Setelah melalui perhitungan di dapat kadar KIO3 sampel A adalah 23,19 ppm
sedangkan kadar KIO3 sampel B adalah 15,34 ppm. Berdasarkan SNI 01-3556-2000
kandungan kalium iodat minimal 30-80 ppm (mgKIO3/kg garam).
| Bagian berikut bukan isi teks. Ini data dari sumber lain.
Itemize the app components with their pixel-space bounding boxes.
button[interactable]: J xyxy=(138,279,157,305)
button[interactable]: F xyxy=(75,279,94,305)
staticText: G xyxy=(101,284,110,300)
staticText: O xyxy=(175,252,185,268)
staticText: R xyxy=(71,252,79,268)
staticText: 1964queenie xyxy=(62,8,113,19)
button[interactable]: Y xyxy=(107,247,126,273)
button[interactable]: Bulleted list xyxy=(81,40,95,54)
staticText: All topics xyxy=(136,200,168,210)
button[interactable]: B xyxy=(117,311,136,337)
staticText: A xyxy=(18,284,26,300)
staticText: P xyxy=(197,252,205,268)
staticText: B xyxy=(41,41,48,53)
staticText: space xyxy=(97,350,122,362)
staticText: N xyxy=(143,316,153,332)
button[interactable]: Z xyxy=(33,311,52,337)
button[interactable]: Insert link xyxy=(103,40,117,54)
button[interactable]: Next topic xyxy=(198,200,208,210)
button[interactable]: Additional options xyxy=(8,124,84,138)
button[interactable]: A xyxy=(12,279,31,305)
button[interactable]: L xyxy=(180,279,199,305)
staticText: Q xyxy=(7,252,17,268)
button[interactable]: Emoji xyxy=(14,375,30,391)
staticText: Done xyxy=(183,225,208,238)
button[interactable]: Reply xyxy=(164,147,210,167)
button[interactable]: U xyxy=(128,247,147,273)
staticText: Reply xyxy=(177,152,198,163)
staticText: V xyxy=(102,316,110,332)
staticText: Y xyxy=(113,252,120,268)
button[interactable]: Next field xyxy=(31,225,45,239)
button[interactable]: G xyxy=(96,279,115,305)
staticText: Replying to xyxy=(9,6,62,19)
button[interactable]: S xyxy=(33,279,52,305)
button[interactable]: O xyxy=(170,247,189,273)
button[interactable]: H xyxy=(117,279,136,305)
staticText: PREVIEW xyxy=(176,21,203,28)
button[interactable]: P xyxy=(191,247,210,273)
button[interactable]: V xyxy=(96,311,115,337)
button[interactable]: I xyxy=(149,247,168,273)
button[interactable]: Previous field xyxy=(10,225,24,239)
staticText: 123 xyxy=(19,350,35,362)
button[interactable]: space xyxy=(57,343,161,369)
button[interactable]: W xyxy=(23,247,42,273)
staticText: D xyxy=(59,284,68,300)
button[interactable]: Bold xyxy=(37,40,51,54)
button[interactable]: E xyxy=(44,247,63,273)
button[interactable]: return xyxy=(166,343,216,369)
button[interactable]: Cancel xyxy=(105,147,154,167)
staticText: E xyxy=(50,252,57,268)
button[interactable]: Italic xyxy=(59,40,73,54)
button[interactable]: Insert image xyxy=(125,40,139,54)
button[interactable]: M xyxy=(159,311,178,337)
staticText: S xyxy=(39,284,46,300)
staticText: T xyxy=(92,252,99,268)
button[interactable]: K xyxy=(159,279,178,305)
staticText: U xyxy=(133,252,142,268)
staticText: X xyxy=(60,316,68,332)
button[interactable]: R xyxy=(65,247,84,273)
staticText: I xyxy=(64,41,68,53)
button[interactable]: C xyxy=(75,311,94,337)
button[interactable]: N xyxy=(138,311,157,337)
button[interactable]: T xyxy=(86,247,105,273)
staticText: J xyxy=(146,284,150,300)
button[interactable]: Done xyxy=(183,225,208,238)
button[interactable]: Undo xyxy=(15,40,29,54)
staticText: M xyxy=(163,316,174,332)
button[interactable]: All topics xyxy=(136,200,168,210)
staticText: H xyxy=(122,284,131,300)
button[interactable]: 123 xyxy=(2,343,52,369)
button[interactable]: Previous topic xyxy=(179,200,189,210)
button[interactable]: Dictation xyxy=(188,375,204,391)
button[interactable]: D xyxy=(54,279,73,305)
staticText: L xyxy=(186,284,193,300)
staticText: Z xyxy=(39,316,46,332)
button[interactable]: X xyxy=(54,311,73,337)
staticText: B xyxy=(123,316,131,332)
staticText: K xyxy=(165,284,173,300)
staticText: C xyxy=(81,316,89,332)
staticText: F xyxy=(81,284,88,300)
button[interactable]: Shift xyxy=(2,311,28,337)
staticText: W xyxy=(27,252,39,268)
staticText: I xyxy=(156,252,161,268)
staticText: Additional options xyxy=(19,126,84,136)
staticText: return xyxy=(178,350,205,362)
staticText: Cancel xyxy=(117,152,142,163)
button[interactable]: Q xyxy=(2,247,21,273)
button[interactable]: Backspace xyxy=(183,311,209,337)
Hasil ini
menandakan bahwa kandungan garam kedua sampel tersebut belum memenuhi
standar ketetapan SNI 01-3556-2000.
H. Kesimpulan
Larutan Na2S2O3 digunakan sebanyak 6,5 ml untuk sampel garam dapur A dan
sebanyak 4,3 ml untuk sampel garam dapur B.. Titik akhir titrasi terjadi saat larutan
titrat kehilangan warna biru.
Penentuan kadar iodium dalam garam dilakukan dengan metode iodometri karena
iodium akan dihasilkan dari reaksi redoks oleh Na2S2O3. Kadar Iodium garam A
adalah 23,19 ppm, dan garam B memiliki kadar iodium 15,34 ppm. Sehingga, rata-
rata kadar KIO3 kedua sampel tersebut adalah 19,26 ppm, yang artinya kadar tersebut
belum mencukupi/ belum memenuhi standar SNI 01-3556-2000 yaitu kandungan
kalium iodat minimal 30-80 ppm (mgKIO3/kg garam).
Daftar Pustaka
Akhiruddin, Muhammad. 2011. Analisis Kadar Kalium Iodat (Kio3) dalam Garam Dapur
dengan Menggunakan Metode Iodometri yang Beredar di Pasar Ujung Batu Kabupaten
Rokan Hulu. Pekanbaru: Uin-Suska.Ac.Id.
Lutfiana, Dewi Ulfa. 2017. Praktikum Kerja Mandiri (PKM) Penetapan Kadar Iodium pada
Garam dengan Metode Iodometri. Yogyakarta: Universitas Islam Indonesia.